なぜExcelの仕様書・設計書が嫌いなのか その3

 このタイトルでまだまだ続きそうな気が……。で、今回は、ドキュメントの検索性についてを論じてみようと思う。
 ドキュメントとはいうまでもなく、仕様や設計について書き記したものである。このドキュメントにおいて検索性とは何かといえば、それはもちろん目的のものがいかにすばやくひけるかを意味している。それはつまり、目的箇所の指示性の高さと同義になってくると思う。指示性とは、たとえば電話越しで打ち合わせをした際、意図した部分を見てもらうのにすんなりとそれを指し示せるかどうかである。

 文書の検索性は古来より工夫が重ねられてきた。まずはなんといっても目次である。これがあるのとないのでは、検索性が大きく違う。あらゆる文書において目次がない、目次が間違っているというのは言語道断である。このように重要性の高い目次であるが、これを手動で作るのは非常に面倒である。また、版を重ねるごとにページ構成がかわりそれに伴って目次を作り直していてはいくら時間があってもたりない。ここはやはり、自動生成したいものである。少なくともWordは、このページ作成機能においてはウィザード形式であり、操作が(Excelにくらべて)平易である。

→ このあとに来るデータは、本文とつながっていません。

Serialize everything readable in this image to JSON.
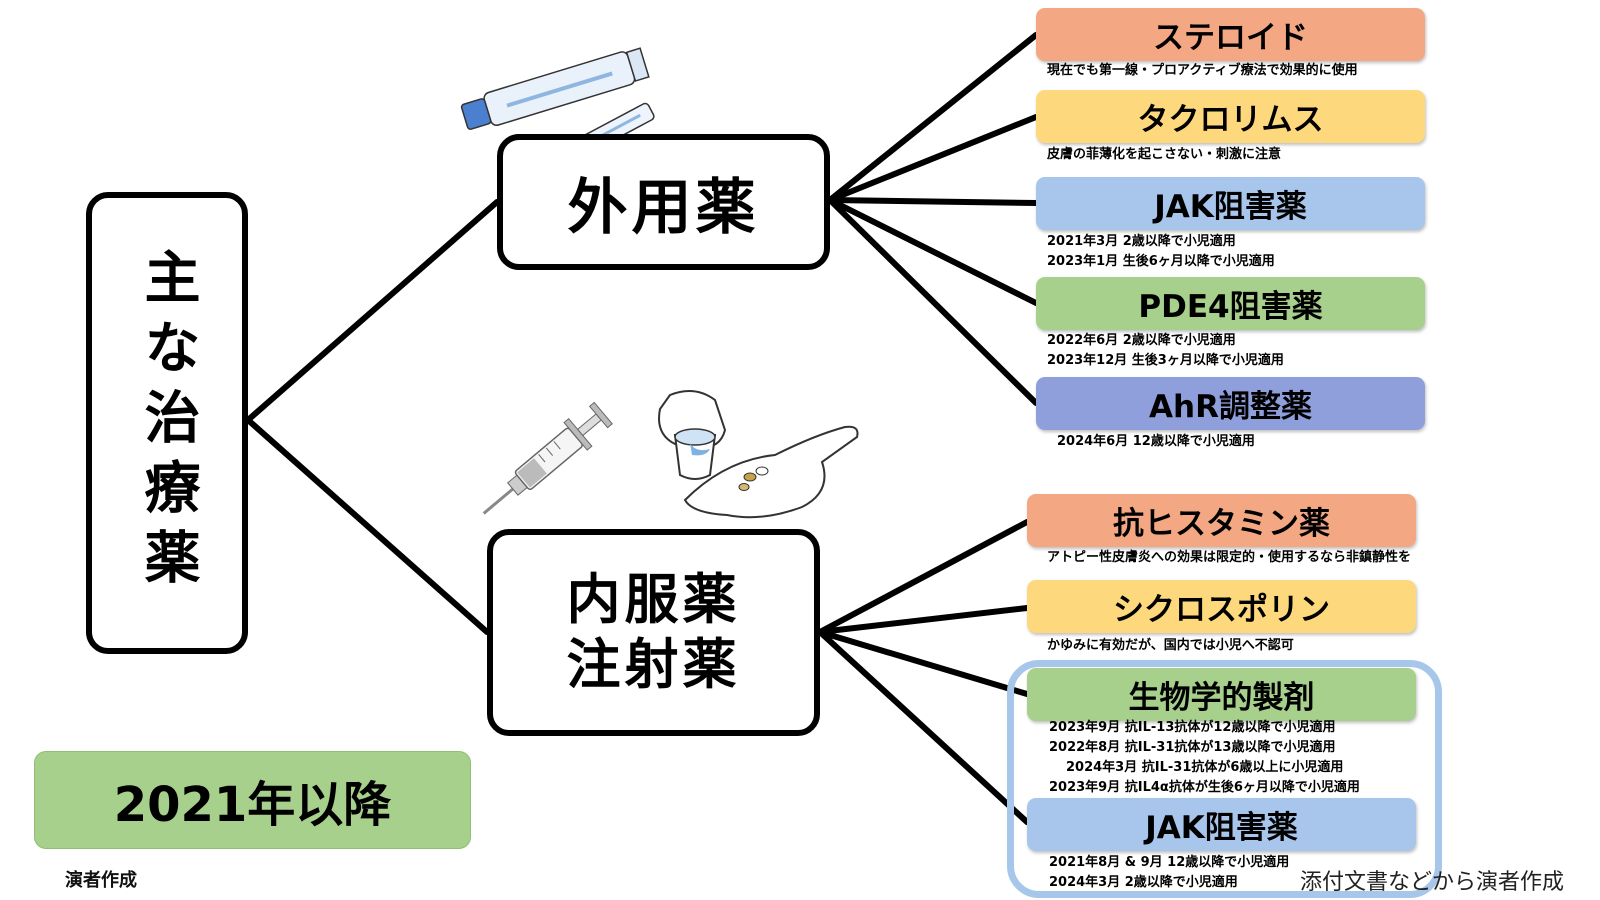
{
  "root": {
    "label": "主な治療薬"
  },
  "topical": {
    "label": "外用薬",
    "drugs": [
      {
        "name": "ステロイド",
        "color": "#f4a783",
        "notes": [
          "現在でも第一線・プロアクティブ療法で効果的に使用"
        ]
      },
      {
        "name": "タクロリムス",
        "color": "#fdd87c",
        "notes": [
          "皮膚の菲薄化を起こさない・刺激に注意"
        ]
      },
      {
        "name": "JAK阻害薬",
        "color": "#a8c6ec",
        "notes": [
          "2021年3月 2歳以降で小児適用",
          "2023年1月 生後6ヶ月以降で小児適用"
        ]
      },
      {
        "name": "PDE4阻害薬",
        "color": "#a7d08c",
        "notes": [
          "2022年6月 2歳以降で小児適用",
          "2023年12月 生後3ヶ月以降で小児適用"
        ]
      },
      {
        "name": "AhR調整薬",
        "color": "#8f9fdc",
        "notes": [
          "2024年6月 12歳以降で小児適用"
        ]
      }
    ]
  },
  "oral": {
    "label_line1": "内服薬",
    "label_line2": "注射薬",
    "drugs": [
      {
        "name": "抗ヒスタミン薬",
        "color": "#f4a783",
        "notes": [
          "アトピー性皮膚炎への効果は限定的・使用するなら非鎮静性を"
        ]
      },
      {
        "name": "シクロスポリン",
        "color": "#fdd87c",
        "notes": [
          "かゆみに有効だが、国内では小児へ不認可"
        ]
      },
      {
        "name": "生物学的製剤",
        "color": "#a7d08c",
        "notes": [
          "2023年9月 抗IL-13抗体が12歳以降で小児適用",
          "2022年8月 抗IL-31抗体が13歳以降で小児適用",
          "2024年3月 抗IL-31抗体が6歳以上に小児適用",
          "2023年9月 抗IL4α抗体が生後6ヶ月以降で小児適用"
        ]
      },
      {
        "name": "JAK阻害薬",
        "color": "#a8c6ec",
        "notes": [
          "2021年8月 & 9月 12歳以降で小児適用",
          "2024年3月 2歳以降で小児適用"
        ]
      }
    ]
  },
  "badge": {
    "label": "2021年以降"
  },
  "credits": {
    "presenter": "演者作成",
    "source": "添付文書などから演者作成"
  }
}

 1冊あたりのページ数が少ないので目次はいらないと思うのはナンセンスである。たしかにそれはそうなのだが、その分、文書数が多くなるはずだ。実はこの書化というのが曲者なのである。ドキュメントの種類が多くなれば、その分、知りたいことがどのドキュメントに書いてあるかを調べるための手立てが必要になってくる。それはつまり、冊数の多い百科事典には必ず(しかも1冊分ほどの厚みで)『総合索引』というのがついてくるが、それと同等のものが必要となってくるということである。もし、それを準備しない場合は、チューブファイル(キングファイル)なりなんなりを片っ端からひっくり返してみなければならないというはめになる。

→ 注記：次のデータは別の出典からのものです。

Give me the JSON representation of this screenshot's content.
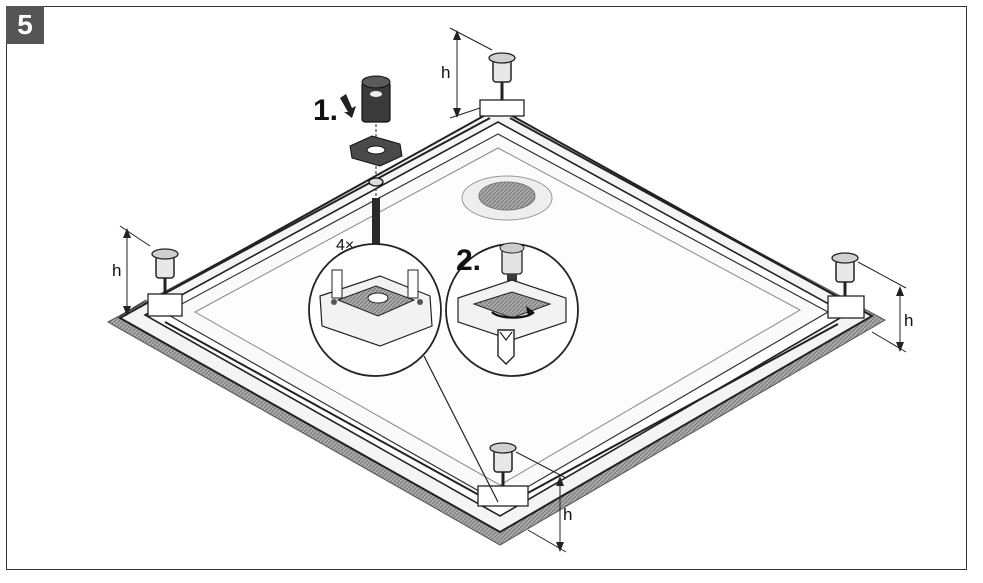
{
  "step": "5",
  "labels": {
    "h": "h",
    "step_one": "1.",
    "step_two": "2.",
    "count": "4×"
  },
  "colors": {
    "shadow": "#9a9a9a",
    "line": "#222222",
    "tray_fill": "#fdfdfd",
    "dark_part": "#3a3a3a"
  }
}
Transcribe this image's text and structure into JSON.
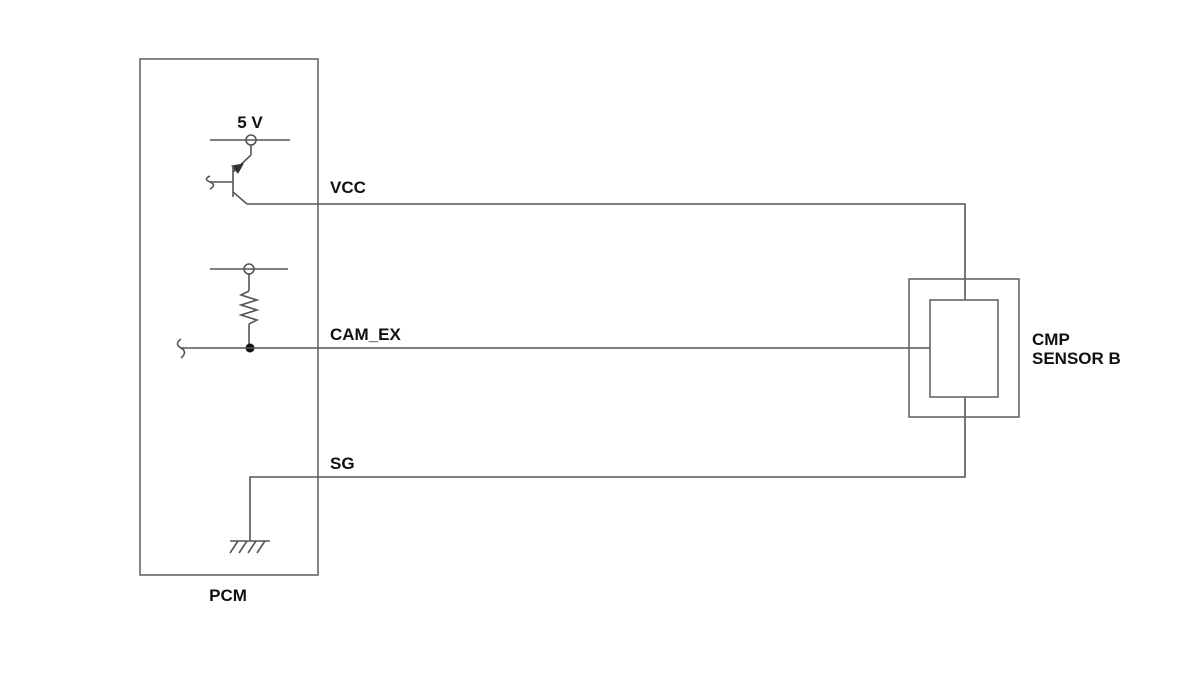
{
  "labels": {
    "supply_voltage": "5 V",
    "vcc": "VCC",
    "cam_ex": "CAM_EX",
    "sg": "SG",
    "pcm": "PCM",
    "sensor_line1": "CMP",
    "sensor_line2": "SENSOR B"
  },
  "colors": {
    "line": "#555555",
    "text": "#111111",
    "background": "#ffffff"
  }
}
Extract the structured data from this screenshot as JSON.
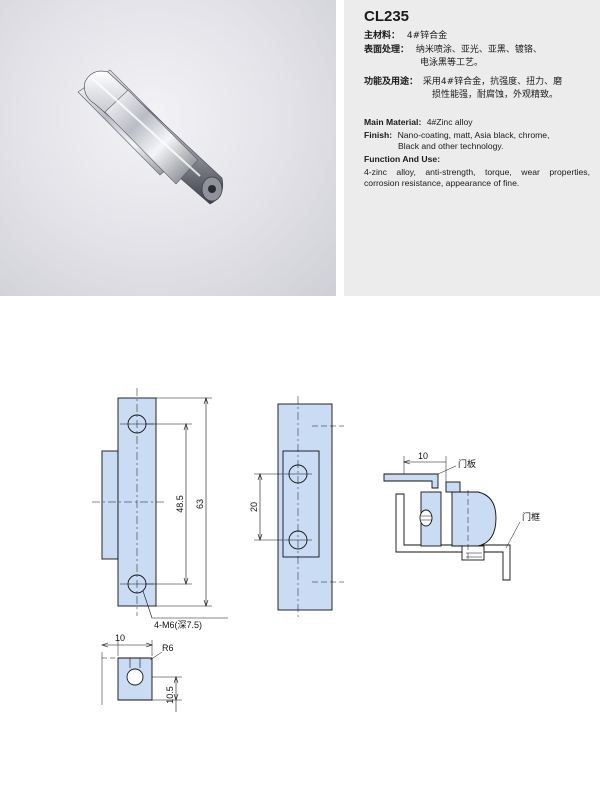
{
  "product": {
    "model": "CL235",
    "cn_material_label": "主材料：",
    "cn_material_value": "4#锌合金",
    "cn_surface_label": "表面处理：",
    "cn_surface_value_1": "纳米喷涂、亚光、亚黑、镀铬、",
    "cn_surface_value_2": "电泳黑等工艺。",
    "cn_function_label": "功能及用途：",
    "cn_function_value_1": "采用4#锌合金，抗强度、扭力、磨",
    "cn_function_value_2": "损性能强，耐腐蚀，外观精致。",
    "en_material_label": "Main Material:",
    "en_material_value": "4#Zinc alloy",
    "en_finish_label": "Finish:",
    "en_finish_value_1": "Nano-coating, matt, Asia black, chrome,",
    "en_finish_value_2": "Black and other technology.",
    "en_function_label": "Function And Use:",
    "en_function_text": "4-zinc alloy, anti-strength, torque, wear properties, corrosion resistance, appearance of fine."
  },
  "drawing": {
    "dim_48_5": "48.5",
    "dim_63": "63",
    "dim_20": "20",
    "hole_note": "4-M6(深7.5)",
    "dim_10_bottom": "10",
    "dim_r6": "R6",
    "dim_10_5": "10.5",
    "dim_10_side": "10",
    "label_door_panel": "门板",
    "label_door_frame": "门框"
  },
  "colors": {
    "part_fill": "#c9dcf4",
    "line": "#111111",
    "photo_bg": "#e1e1e7",
    "spec_bg": "#ececec"
  }
}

 さて、ドキュメント単体の話に戻そう。目次の次に必要となってくるのはリファレンス(=参照)であろう。つまり、『詳しくは32ページ参照』のようにすることである。これをExcelで実現するのは非常に難しい。また、分書化しすぎても難しい。参照先が別冊になってしまう可能性があるからだ。しかし、このような記述がない場合は、読み手の意識は散漫する。「その内容を詳しく知りたい場合は、どこを見ればいいのだろうか」、「単に後述と書いてあるが、どれぐらい後ろに書いてあるのだろうか。あまり後ろなら忘れてしまわないうちに参照したい」などと思うからである。

 最後に図表番号をつけることも有意義であろう。「○○の値っていくらだっけ?」「表3.2.4に書いてあります」というようにスムースなコミュニケーションが可能になるからである。また、図表番号を用いない場合は「下表のように」「左図で示すように」と常にレイアウトを気にしなければならない。版を重ね、文章量の増減でどうしても表が「下」におけなくなった場合は、「下表」と書いてあるすべての部分を書き直さねばならなくなってしまうのである(ただし比較的新しいWordにはこの点も自動化する機能がある)。しかし、「表3.2.4によると……」のように書いておけば、レイアウトにほとんど気を使う必要がなくなる。この図表番号を自動的に採番し、図表に付加する機能も Wordには存在する。さらにはそこから図表索引を自動的に作る機能もあり、これは検索性の大幅な向上に寄与するだろう。

以上が、検索性についてである。次回は、更新性について論じてみたいと思う。